The most common issue I deal with is heirs fighting over assets. This happens whether people have wills or not. It’s incredible how siblings are always disputing something within an estate. Sometimes, when there is no will, they fight about who should be the administrator because they think that by becoming the administrator they have all the power. The administrator does get a percentage of the estate, as set by statute in New Jersey, but he or she is also supposed to distribute the assets equally. The other issue I see is older siblings thinking they have more rights. That’s not how it works.

Who Can Challenge A Will?

In order for you to have a standing to challenge the will, you would have to benefit under that will or be someone who loses under the will. It could be that a new will was created three days before the person died and you were cut out of it. Typically, there was undue influence. The only people who can challenge a will are those who benefit or lose under it.

What Are Grounds To Bring A Will Contest?

In order to bring a will contest, you must first have standing, meaning that you benefit or lose under the will. The first reason to challenge is failure to sign the will. In accordance with the state law in New Jersey, you need two witnesses and a notary public or an attorney to validate a will. You can challenge a will on the basis that it wasn’t properly executed; there are not enough witnesses or there wasn’t a notary public or attorney.

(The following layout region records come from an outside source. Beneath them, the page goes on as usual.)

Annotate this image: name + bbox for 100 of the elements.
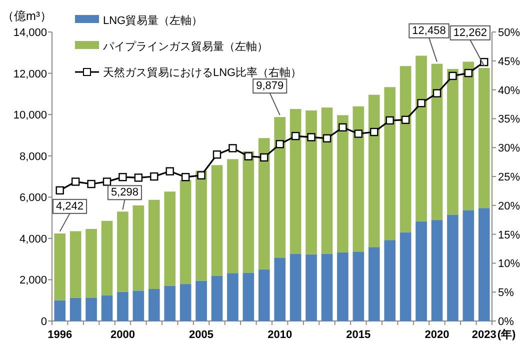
bar — [54, 233, 66, 300]
bar — [211, 165, 223, 276]
point — [464, 68, 473, 78]
y-tick-label: 14,000 — [13, 27, 47, 39]
bar — [196, 280, 207, 321]
x-tick-label: 2020 — [424, 329, 450, 341]
x-tick-label: 2010 — [268, 329, 292, 341]
bar — [321, 108, 333, 254]
y2-tick-label: 45% — [498, 56, 520, 68]
bar — [101, 295, 113, 321]
point — [276, 140, 284, 148]
point — [56, 186, 64, 194]
y2-tick-label: 10% — [498, 258, 520, 270]
legend-label: 天然ガス貿易におけるLNG比率（右軸） — [103, 66, 302, 79]
annotation: 4,242 — [52, 198, 88, 232]
point — [166, 167, 174, 176]
bar — [337, 252, 348, 321]
bar — [447, 68, 458, 215]
point — [448, 72, 457, 80]
point — [181, 172, 190, 182]
bar — [384, 87, 396, 240]
annotation: 12,262 — [450, 25, 490, 66]
point — [134, 174, 143, 182]
bar — [337, 115, 348, 252]
bar — [478, 208, 490, 321]
bar — [132, 290, 144, 321]
bar — [242, 272, 254, 321]
bar — [462, 210, 474, 321]
point — [354, 130, 363, 138]
point — [71, 178, 80, 186]
y2-tick-label: 5% — [498, 287, 514, 300]
bar — [164, 192, 176, 286]
bar — [400, 232, 412, 321]
y2-tick-label: 15% — [498, 229, 520, 242]
y2-tick-label: 30% — [498, 142, 520, 155]
annotation: 12,458 — [412, 24, 446, 37]
bar — [290, 109, 302, 254]
bar — [101, 220, 113, 296]
bar — [352, 252, 364, 321]
y2-tick-label: 25% — [498, 172, 520, 184]
y-tick-label: 0 — [40, 316, 47, 328]
point — [386, 116, 394, 125]
bar — [227, 159, 238, 274]
y2-tick-label: 35% — [498, 114, 520, 126]
bar — [368, 247, 380, 321]
bar — [54, 300, 66, 321]
y2-tick-label: 20% — [498, 200, 520, 212]
annotation: 4,242 — [56, 200, 84, 212]
bar — [352, 106, 364, 252]
bar — [447, 214, 458, 321]
annotation: 9,879 — [256, 80, 284, 92]
bar — [70, 298, 82, 321]
point — [118, 172, 127, 182]
x-tick-label: 1996 — [48, 329, 72, 341]
point — [212, 150, 222, 159]
y-tick-label: 8,000 — [19, 150, 47, 163]
point — [370, 128, 378, 136]
bar — [164, 286, 176, 321]
legend-label: LNG貿易量（左軸） — [103, 14, 203, 27]
bar — [462, 62, 474, 210]
y-tick-label: 6,000 — [19, 192, 47, 204]
bar — [148, 200, 160, 290]
bar — [117, 292, 128, 321]
bar — [258, 138, 270, 270]
point — [291, 132, 300, 140]
x-tick-label: 2005 — [189, 329, 214, 341]
annotation: 5,298 — [110, 186, 138, 199]
bar — [86, 298, 97, 321]
bar — [196, 170, 207, 281]
y2-tick-label: 0% — [498, 316, 514, 328]
annotation: 9,879 — [252, 78, 288, 116]
bar — [227, 273, 238, 321]
point — [228, 144, 237, 152]
point — [401, 116, 410, 124]
bar — [306, 110, 317, 254]
point — [102, 178, 112, 186]
bar — [321, 254, 333, 321]
x-tick-label: 2015 — [346, 329, 371, 341]
point — [417, 98, 426, 108]
bar — [384, 240, 396, 321]
bar — [274, 117, 286, 258]
bar — [274, 258, 286, 321]
annotation: 12,262 — [453, 26, 487, 39]
y-tick-label: 10,000 — [13, 110, 47, 122]
bar — [211, 276, 223, 321]
bar — [478, 68, 490, 208]
bar — [132, 205, 144, 291]
x-tick-label: 2000 — [110, 329, 135, 341]
x-axis-title: (年) — [497, 328, 516, 341]
bar — [416, 221, 427, 321]
point — [307, 133, 316, 142]
point — [322, 134, 332, 142]
bar — [86, 228, 97, 298]
bar — [431, 64, 443, 220]
annotation: 5,298 — [107, 185, 142, 210]
point — [87, 180, 96, 188]
y-tick-label: 2,000 — [19, 274, 47, 287]
point — [432, 89, 442, 98]
point — [338, 123, 347, 132]
bar — [70, 231, 82, 298]
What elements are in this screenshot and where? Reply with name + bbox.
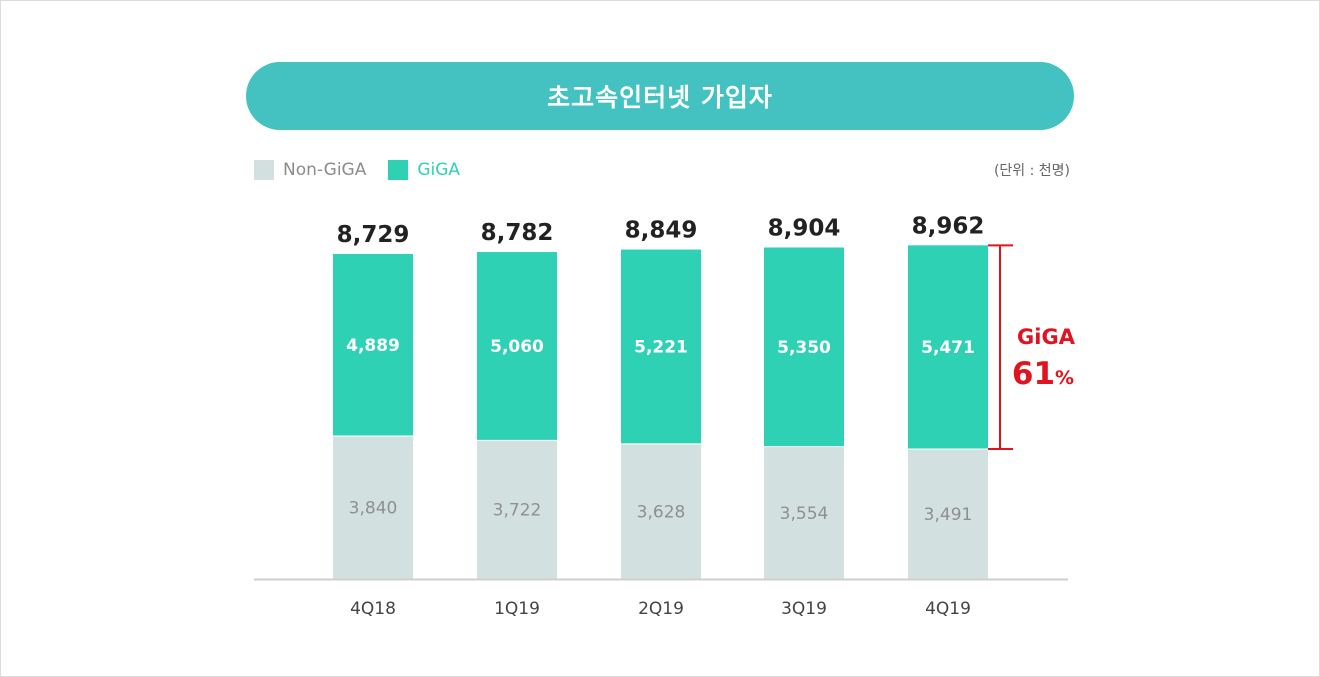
annotation-value: 61% <box>1012 356 1074 392</box>
total-label-4Q18: 8,729 <box>337 222 410 248</box>
total-label-4Q19: 8,962 <box>912 213 985 239</box>
bar-giga-4Q19 <box>908 245 988 450</box>
total-label-1Q19: 8,782 <box>481 220 554 246</box>
bar-giga-4Q18 <box>333 254 413 437</box>
annotation-percent-number: 61 <box>1012 356 1055 392</box>
bar-non-giga-2Q19 <box>621 443 701 579</box>
legend-swatch-giga <box>388 160 409 180</box>
x-tick-label-1Q19: 1Q19 <box>494 599 540 619</box>
bar-non-giga-4Q18 <box>333 436 413 579</box>
x-tick-label-4Q19: 4Q19 <box>925 599 971 619</box>
value-label-giga-3Q19: 5,350 <box>777 338 831 358</box>
chart-title: 초고속인터넷 가입자 <box>246 62 1074 130</box>
x-tick-label-3Q19: 3Q19 <box>781 599 827 619</box>
value-label-giga-4Q19: 5,471 <box>921 338 975 358</box>
x-tick-label-4Q18: 4Q18 <box>350 599 396 619</box>
value-label-non-giga-4Q19: 3,491 <box>924 505 973 525</box>
legend-item-non-giga: Non-GiGA <box>254 160 366 180</box>
value-label-non-giga-1Q19: 3,722 <box>493 501 542 521</box>
annotation-percent-sign: % <box>1055 367 1074 389</box>
bar-giga-1Q19 <box>477 252 557 441</box>
bar-giga-2Q19 <box>621 249 701 444</box>
unit-label: (단위 : 천명) <box>993 163 1070 179</box>
value-label-giga-1Q19: 5,060 <box>490 337 544 357</box>
total-label-2Q19: 8,849 <box>625 218 698 244</box>
annotation-label: GiGA <box>1017 325 1076 349</box>
bar-non-giga-1Q19 <box>477 440 557 579</box>
value-label-giga-2Q19: 5,221 <box>634 338 688 358</box>
legend-label-giga: GiGA <box>417 160 461 180</box>
bar-giga-3Q19 <box>764 247 844 447</box>
value-label-non-giga-2Q19: 3,628 <box>637 502 686 522</box>
legend: Non-GiGA GiGA <box>254 160 482 180</box>
bar-non-giga-3Q19 <box>764 446 844 579</box>
x-tick-label-2Q19: 2Q19 <box>638 599 684 619</box>
legend-swatch-non-giga <box>254 160 274 180</box>
value-label-non-giga-3Q19: 3,554 <box>780 504 829 524</box>
total-label-3Q19: 8,904 <box>768 215 841 241</box>
value-label-non-giga-4Q18: 3,840 <box>349 499 398 519</box>
value-label-giga-4Q18: 4,889 <box>346 336 400 356</box>
bar-non-giga-4Q19 <box>908 449 988 579</box>
legend-item-giga: GiGA <box>388 160 460 180</box>
legend-label-non-giga: Non-GiGA <box>283 160 367 180</box>
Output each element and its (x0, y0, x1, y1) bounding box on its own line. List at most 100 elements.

You can challenge the will under the testator’s capacity by saying that the testator didn’t have the capacity to understand what he was signing. Then, there is undue influence, where someone is taking care of the testator, so the testator depends heavily on that person, and suddenly that person benefits the most under the will. There could be fraud, as well. The testator could be told by someone that they are signing a hospital bill or some other document when they are actually signing a new will.

Grounds for challenging wills are not simple to prove in court. Will typically have two witnesses and an attorney present when the person signs, so they are difficult to dispute. If there is an attorney who notarized the will in the presence of witnesses, it will be hard to prove in court that there was undue influence or fraud.

When Should A Will Be Challenged?

A will can be challenged at any point, even after probate has been closed. You would have to prove a meritorious cause for that challenge, however, which is where it gets difficult. There are some statutes of limitations. After probate is closed, a challenge must be filed within two years of the date that it was filed into probate.